An economic decline of this duration is rare in modern history, and Puerto Rico’s colonial status appears to be a major reason for the anomaly. If Puerto Rico were an independent country, it could try to make a new start after defaulting on its debt. Although the international financial system still lacks a badly needed bankruptcy mechanism, governments that default are usually able to return to international borrowing after an economic recovery. Even in some of the worst scenarios — for example, a decision by a New York judge in favor of vulture funds in Argentina three years ago — the end results have been vastly better than the purgatory that Puerto Rico is facing.
And even if Puerto Rico were a state, its two senators and four or five voting members of Congress, combined with the more than five million Puerto Ricans in the current 50 states, would give them more of a fighting chance than they have today.
There is a strong case to be made for serious debt relief and a plan that will allow for an economic recovery. Most of the economic decline that led to the debt crisis resulted from decisions made by the federal government or international treaties that it signed. Among these were the rules of the World Trade Organization and China’s accession to it in 2000, which set off an out-migration of pharmaceutical production — a mainstay of the island’s economy — and other manufacturing. Employment in manufacturing, which was a much bigger percentage of jobs in Puerto Rico than in most of the rest of the Americas, fell by more than half from 1995 to 2016. The repeal of a special tax break for American corporations that operated in Puerto Rico helped drive down investment and employment. Between 1999 and last year, investment fell from a peak of 20.7 percent of Puerto Rico’s gross domestic product to 7.9 percent.

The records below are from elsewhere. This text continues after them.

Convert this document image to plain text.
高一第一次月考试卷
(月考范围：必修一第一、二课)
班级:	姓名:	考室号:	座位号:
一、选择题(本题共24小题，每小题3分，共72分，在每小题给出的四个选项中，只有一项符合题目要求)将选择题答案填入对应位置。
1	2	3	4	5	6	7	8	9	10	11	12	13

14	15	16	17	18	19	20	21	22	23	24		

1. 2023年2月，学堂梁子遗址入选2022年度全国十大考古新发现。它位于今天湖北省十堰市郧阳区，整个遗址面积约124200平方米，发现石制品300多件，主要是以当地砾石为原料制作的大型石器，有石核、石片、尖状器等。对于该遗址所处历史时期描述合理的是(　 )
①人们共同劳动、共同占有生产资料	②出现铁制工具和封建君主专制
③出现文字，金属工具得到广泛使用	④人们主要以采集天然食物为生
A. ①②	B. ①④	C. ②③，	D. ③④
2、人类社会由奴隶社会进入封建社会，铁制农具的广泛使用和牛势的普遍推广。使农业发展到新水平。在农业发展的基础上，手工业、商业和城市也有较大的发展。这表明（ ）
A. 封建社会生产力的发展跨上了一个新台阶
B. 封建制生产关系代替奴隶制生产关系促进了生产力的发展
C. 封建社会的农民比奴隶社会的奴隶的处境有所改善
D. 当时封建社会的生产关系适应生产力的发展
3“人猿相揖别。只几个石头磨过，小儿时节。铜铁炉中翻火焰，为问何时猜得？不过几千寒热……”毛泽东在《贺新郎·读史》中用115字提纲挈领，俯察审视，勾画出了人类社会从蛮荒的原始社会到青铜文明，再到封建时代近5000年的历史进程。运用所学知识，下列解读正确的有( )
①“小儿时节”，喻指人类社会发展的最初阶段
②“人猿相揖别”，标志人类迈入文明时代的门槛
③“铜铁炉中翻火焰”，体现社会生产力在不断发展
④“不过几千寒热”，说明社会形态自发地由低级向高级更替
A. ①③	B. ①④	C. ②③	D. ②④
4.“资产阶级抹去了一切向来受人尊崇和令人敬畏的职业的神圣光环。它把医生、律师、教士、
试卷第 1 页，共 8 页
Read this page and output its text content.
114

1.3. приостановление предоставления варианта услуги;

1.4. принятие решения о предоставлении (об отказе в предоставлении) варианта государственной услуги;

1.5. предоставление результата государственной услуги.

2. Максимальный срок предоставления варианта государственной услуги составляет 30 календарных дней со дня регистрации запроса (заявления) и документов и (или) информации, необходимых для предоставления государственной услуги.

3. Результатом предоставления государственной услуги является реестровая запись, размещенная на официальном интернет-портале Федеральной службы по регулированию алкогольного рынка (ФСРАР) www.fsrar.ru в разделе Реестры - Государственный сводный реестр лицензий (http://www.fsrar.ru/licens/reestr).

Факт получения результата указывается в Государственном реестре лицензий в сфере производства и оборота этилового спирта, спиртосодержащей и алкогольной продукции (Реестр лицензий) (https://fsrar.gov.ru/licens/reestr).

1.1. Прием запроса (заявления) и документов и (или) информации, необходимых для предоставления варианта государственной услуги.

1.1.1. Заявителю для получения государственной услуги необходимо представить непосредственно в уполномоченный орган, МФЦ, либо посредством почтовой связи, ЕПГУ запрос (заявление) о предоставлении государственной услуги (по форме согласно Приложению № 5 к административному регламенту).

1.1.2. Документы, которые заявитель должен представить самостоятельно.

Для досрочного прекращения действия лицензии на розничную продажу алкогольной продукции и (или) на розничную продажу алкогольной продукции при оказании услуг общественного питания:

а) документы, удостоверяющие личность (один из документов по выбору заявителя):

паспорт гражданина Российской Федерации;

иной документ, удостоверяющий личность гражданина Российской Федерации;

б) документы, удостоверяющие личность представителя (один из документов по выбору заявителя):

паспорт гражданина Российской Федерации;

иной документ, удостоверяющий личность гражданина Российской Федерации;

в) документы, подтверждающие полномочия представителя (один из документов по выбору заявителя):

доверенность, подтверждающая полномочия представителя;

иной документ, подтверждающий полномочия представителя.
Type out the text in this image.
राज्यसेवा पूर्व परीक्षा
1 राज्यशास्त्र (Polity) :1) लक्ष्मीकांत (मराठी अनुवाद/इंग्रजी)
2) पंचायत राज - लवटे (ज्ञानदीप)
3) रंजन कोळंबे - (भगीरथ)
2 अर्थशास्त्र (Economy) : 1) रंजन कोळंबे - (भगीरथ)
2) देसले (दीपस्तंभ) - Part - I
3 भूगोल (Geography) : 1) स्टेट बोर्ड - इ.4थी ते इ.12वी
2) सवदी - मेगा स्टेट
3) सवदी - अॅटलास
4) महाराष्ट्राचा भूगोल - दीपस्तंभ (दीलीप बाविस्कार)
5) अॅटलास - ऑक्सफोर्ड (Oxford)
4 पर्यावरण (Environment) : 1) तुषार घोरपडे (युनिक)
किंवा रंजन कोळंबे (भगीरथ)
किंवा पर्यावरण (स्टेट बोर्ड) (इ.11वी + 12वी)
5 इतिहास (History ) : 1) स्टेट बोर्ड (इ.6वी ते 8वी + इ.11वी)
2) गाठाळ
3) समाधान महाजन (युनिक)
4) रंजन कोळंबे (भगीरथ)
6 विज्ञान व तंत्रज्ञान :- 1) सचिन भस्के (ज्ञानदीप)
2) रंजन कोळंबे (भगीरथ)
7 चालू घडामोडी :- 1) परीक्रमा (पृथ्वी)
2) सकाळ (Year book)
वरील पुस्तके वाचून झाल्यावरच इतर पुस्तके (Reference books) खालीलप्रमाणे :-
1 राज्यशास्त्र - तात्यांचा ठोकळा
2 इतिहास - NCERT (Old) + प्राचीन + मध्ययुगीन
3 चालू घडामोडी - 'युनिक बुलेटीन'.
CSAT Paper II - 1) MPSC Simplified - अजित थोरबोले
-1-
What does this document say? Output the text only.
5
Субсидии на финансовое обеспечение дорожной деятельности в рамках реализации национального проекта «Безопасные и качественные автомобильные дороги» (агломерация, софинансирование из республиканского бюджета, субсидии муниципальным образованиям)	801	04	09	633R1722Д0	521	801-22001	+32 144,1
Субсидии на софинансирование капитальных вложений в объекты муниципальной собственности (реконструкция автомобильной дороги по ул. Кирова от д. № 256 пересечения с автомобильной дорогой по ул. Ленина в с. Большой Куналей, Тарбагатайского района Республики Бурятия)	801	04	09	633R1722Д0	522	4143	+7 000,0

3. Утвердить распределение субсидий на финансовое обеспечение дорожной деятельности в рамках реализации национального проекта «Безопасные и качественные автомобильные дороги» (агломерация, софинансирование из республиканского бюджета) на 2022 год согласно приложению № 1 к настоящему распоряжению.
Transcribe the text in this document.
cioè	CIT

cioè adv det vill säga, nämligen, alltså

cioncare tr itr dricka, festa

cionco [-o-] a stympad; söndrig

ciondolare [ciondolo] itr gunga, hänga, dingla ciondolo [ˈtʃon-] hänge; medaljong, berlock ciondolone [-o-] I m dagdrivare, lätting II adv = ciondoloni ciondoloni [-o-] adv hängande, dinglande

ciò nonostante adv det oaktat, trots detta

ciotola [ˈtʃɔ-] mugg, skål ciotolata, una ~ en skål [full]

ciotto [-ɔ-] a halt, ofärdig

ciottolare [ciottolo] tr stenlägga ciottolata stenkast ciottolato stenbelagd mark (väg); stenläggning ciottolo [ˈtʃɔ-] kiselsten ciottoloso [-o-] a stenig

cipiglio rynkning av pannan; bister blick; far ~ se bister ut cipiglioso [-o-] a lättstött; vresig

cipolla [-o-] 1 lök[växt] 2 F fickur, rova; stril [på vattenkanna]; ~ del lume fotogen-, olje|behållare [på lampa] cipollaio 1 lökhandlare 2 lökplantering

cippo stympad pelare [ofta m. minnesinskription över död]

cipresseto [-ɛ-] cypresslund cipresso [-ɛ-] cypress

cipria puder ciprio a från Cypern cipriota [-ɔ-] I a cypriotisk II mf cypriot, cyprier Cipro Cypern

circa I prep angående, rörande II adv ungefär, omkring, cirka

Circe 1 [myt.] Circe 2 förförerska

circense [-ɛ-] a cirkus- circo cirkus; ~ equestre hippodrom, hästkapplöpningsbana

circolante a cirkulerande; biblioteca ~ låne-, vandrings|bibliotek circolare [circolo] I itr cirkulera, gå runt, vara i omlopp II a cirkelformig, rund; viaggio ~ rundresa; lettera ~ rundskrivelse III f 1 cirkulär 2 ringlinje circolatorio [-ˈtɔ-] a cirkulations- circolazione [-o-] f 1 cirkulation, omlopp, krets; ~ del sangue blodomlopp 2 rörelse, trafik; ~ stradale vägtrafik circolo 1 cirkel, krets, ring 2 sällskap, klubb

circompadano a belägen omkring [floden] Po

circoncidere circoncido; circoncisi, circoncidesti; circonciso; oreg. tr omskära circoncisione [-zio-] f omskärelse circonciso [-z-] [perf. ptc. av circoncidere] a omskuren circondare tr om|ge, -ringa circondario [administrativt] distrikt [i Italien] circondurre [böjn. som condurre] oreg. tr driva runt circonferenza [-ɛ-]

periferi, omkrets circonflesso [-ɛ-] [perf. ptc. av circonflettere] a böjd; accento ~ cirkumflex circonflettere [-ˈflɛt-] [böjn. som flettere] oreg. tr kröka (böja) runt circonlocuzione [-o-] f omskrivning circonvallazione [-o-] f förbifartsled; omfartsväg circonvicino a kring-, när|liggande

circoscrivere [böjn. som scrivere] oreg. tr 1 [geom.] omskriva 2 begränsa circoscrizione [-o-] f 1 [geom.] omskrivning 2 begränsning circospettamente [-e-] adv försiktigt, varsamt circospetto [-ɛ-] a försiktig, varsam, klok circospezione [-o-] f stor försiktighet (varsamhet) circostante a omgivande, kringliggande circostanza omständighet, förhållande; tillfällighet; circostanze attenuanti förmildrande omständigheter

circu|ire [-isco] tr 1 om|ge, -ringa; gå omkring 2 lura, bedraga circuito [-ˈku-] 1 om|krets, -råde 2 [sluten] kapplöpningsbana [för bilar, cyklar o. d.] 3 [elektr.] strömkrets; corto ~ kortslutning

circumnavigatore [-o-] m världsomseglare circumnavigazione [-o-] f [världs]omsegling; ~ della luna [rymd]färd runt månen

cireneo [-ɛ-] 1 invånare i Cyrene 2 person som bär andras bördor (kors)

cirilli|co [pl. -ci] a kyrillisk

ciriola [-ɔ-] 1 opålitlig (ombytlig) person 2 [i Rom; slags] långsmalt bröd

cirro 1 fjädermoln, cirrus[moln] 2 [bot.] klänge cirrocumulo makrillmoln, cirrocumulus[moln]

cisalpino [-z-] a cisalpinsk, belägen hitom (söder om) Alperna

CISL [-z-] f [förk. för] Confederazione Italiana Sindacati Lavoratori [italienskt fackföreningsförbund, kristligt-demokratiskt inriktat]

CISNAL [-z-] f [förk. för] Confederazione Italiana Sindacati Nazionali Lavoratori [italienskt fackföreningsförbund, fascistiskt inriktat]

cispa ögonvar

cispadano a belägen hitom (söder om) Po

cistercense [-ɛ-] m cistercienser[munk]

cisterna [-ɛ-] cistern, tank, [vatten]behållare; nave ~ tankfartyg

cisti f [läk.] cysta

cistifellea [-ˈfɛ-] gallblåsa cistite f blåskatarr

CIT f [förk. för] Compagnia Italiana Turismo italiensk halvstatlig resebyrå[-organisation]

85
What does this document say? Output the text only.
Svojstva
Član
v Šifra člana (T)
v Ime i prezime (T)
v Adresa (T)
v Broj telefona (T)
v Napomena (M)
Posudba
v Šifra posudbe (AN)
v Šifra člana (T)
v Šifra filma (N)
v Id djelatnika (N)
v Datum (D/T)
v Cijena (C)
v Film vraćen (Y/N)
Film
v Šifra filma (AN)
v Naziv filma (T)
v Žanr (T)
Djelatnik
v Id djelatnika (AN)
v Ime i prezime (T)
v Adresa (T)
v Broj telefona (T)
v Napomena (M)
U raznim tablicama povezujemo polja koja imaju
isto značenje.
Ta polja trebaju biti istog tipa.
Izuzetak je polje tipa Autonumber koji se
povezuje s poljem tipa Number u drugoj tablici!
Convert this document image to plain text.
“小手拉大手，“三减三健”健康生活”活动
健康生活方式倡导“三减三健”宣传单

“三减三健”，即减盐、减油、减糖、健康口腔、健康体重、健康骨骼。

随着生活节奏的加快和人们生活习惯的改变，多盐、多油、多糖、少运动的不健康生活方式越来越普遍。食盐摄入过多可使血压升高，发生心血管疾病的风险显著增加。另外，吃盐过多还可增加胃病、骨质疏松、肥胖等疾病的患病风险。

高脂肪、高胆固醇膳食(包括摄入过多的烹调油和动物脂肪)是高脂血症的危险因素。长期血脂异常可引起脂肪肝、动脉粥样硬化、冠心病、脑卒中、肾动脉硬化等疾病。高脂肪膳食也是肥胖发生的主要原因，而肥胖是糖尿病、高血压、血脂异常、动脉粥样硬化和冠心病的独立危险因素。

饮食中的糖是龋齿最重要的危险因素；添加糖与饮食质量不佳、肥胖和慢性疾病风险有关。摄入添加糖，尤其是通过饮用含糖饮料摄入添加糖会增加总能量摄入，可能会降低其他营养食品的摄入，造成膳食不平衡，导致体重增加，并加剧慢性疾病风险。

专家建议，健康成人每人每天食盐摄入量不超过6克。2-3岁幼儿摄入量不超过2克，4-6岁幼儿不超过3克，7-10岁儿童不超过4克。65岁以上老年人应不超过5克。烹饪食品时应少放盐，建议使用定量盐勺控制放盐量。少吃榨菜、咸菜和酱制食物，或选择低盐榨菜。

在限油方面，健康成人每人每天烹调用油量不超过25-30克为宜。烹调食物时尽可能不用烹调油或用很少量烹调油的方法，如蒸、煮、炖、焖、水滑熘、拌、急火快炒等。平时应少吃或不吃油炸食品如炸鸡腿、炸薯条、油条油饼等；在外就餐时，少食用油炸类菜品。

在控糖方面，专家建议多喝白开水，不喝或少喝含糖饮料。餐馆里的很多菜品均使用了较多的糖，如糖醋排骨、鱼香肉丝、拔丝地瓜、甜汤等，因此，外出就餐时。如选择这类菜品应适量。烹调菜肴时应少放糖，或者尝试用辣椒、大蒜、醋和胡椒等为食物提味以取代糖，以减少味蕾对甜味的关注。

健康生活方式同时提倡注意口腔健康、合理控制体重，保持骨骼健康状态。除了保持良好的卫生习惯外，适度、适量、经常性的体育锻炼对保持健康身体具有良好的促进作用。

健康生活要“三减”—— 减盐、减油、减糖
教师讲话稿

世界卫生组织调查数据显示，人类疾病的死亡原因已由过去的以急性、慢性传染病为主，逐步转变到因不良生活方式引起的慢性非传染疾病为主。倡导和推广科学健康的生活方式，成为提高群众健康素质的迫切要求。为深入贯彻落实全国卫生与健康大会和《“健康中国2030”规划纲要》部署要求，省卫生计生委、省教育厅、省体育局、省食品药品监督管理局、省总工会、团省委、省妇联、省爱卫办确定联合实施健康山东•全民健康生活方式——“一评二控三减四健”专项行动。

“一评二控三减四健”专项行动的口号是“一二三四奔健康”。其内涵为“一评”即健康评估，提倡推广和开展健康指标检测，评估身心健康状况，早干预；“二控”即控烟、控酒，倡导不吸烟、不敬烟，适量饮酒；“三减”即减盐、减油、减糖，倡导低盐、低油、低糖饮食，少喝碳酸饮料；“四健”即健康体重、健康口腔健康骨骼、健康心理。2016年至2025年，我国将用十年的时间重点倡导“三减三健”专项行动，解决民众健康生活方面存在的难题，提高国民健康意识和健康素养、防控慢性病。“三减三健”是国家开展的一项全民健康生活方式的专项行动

Puerto Rico’s international commerce also suffers from a federal law that significantly raises the cost of traded goods and the cost of living there by preventing foreign ships from stopping first at the island before proceeding to a mainland port. Reduced funding for Medicaid and Medicare in Puerto Rico, when compared with that for states of comparable per capita income levels, also accounts for billions of dollars of Puerto Rico’s debt.
For all of these reasons and more, the United States government has a responsibility to contribute to Puerto Rico’s economic recovery. In doing so, it should ensure that the creditors who made foolish loans or bought Puerto Rico’s bonds at a steep discount do not profit from those decisions.
The structural problems — the unfair economic relationships and legal inequities carved out for Puerto Ricans because of their colonial status — will take longer to resolve. But there is no excuse for the prolonged collective punishment of so many American citizens that is now being prescribed.
Mark Weisbrot is a co-director of the Center for Economic and Policy Research in Washington, the president of Just Foreign Policy and the author of Failed: What the ‘Experts’ Got Wrong About the Global Economy.